Fecal Microbiota Transplantation in Parkinson's Disease: A Systematic Review, Meta-analysis, and Meta-regression
Gabriel Tudella1, Maria Antonia Machado Pereira2, Augusto Klostermann1, Victor Arthur Ohannesian3, Ocílio Golçalves4, Rebeca Silva5, João Vitor Fernandes5, Adil Ahmed6, Ana Beatriz Alencar7, Sandra Morais7, Kelson Almeida4
1Federal University of Santa Maria, 2State University of Piauí, 3Hospital Israelita Albert Einsten, 4Federal University of Piauí, 5Federal University of Paraíba, 6Northwest School of Medicine, 7Afya Uninovafapi University Center
Objective:
To evaluate the efficacy and safety of fecal microbiota transplantation (FMT) in Parkinson’s disease (PD) through pooled quantitative analysis of clinical outcomes.
Background:
Altered gut microbiota composition has been implicated in PD pathogenesis via the gut–brain axis. FMT, which restores microbial homeostasis, may alleviate PD-related motor and gastrointestinal dysfunctions, but the magnitude and durability of its clinical effects remain uncertain.
Design/Methods:
A systematic review and meta-analysis of randomized and observational studies assessing FMT in PD was performed using PubMed, Embase, and Cochrane databases through September 2025. Pooled mean differences (MD) and risk ratios (RR) were calculated under random-effects models for outcomes including UPDRS II/III, PDQ-39, and Wexner constipation scores, along with gastrointestinal adverse events (AEs). Subgroup and meta-regression analyses explored moderators such as follow-up duration, sample size, and study year.
Results:
Eight studies (n = 220) were included, comprising five RCTs and three observational cohorts. FMT significantly improved motor function (UPDRS III, MD −5.05; 95% CI −7.76 to −2.34), quality of life (PDQ-39, MD −13.95; 95% CI −24.82 to −3.08), and constipation (Wexner, MD −3.91; 95% CI −7.68 to −0.13). No significant improvement was observed in activities of daily living (UPDRS II, MD −4.20; 95% CI −8.86 to 0.46). Benefits peaked at 4 weeks but diminished by 12-24 weeks. Meta-regression revealed that larger sample size correlated with greater improvement in constipation, while longer follow-up predicted greater functional benefit (UPDRS II).
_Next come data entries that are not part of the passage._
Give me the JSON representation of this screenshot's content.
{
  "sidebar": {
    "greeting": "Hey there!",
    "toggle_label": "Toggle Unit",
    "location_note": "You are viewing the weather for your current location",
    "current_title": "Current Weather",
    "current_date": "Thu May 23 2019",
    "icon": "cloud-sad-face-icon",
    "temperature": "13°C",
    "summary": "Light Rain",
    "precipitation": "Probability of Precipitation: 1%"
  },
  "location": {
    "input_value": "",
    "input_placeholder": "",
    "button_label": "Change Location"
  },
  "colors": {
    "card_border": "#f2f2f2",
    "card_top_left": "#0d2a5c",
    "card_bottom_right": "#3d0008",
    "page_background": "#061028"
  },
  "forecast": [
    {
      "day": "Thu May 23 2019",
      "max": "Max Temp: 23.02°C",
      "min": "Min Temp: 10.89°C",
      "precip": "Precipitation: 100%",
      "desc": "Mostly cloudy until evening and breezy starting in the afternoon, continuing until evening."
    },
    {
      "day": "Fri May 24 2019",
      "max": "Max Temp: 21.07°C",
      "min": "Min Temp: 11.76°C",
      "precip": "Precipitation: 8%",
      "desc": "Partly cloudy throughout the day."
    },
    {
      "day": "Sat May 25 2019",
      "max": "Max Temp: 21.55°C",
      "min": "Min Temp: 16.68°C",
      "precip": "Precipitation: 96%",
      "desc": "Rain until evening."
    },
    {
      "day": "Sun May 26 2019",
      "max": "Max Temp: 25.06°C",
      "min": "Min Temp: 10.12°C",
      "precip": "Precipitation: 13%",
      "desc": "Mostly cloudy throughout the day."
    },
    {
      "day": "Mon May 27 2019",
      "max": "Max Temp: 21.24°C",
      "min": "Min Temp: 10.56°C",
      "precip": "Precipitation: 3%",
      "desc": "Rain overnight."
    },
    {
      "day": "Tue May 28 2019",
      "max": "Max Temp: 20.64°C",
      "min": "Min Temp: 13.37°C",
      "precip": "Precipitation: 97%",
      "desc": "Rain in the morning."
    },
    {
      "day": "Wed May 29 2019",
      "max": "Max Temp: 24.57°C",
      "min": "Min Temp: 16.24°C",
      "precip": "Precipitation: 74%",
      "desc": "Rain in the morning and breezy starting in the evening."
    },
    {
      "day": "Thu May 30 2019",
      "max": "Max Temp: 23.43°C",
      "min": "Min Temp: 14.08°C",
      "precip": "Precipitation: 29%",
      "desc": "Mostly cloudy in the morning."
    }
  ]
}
Gastrointestinal AEs were generally mild, though pooled analysis showed higher overall incidence with FMT versus placebo (RR 3.12; 95% CI 1.14–8.53).
Conclusions:
FMT provides short-term improvements in motor and non-motor outcomes in PD, supporting gut–brain axis modulation as a therapeutic pathway. However, effects appear transient and heterogeneity among studies limits generalizability. Larger, well-controlled trials are needed to define optimal protocols and long-term efficacy.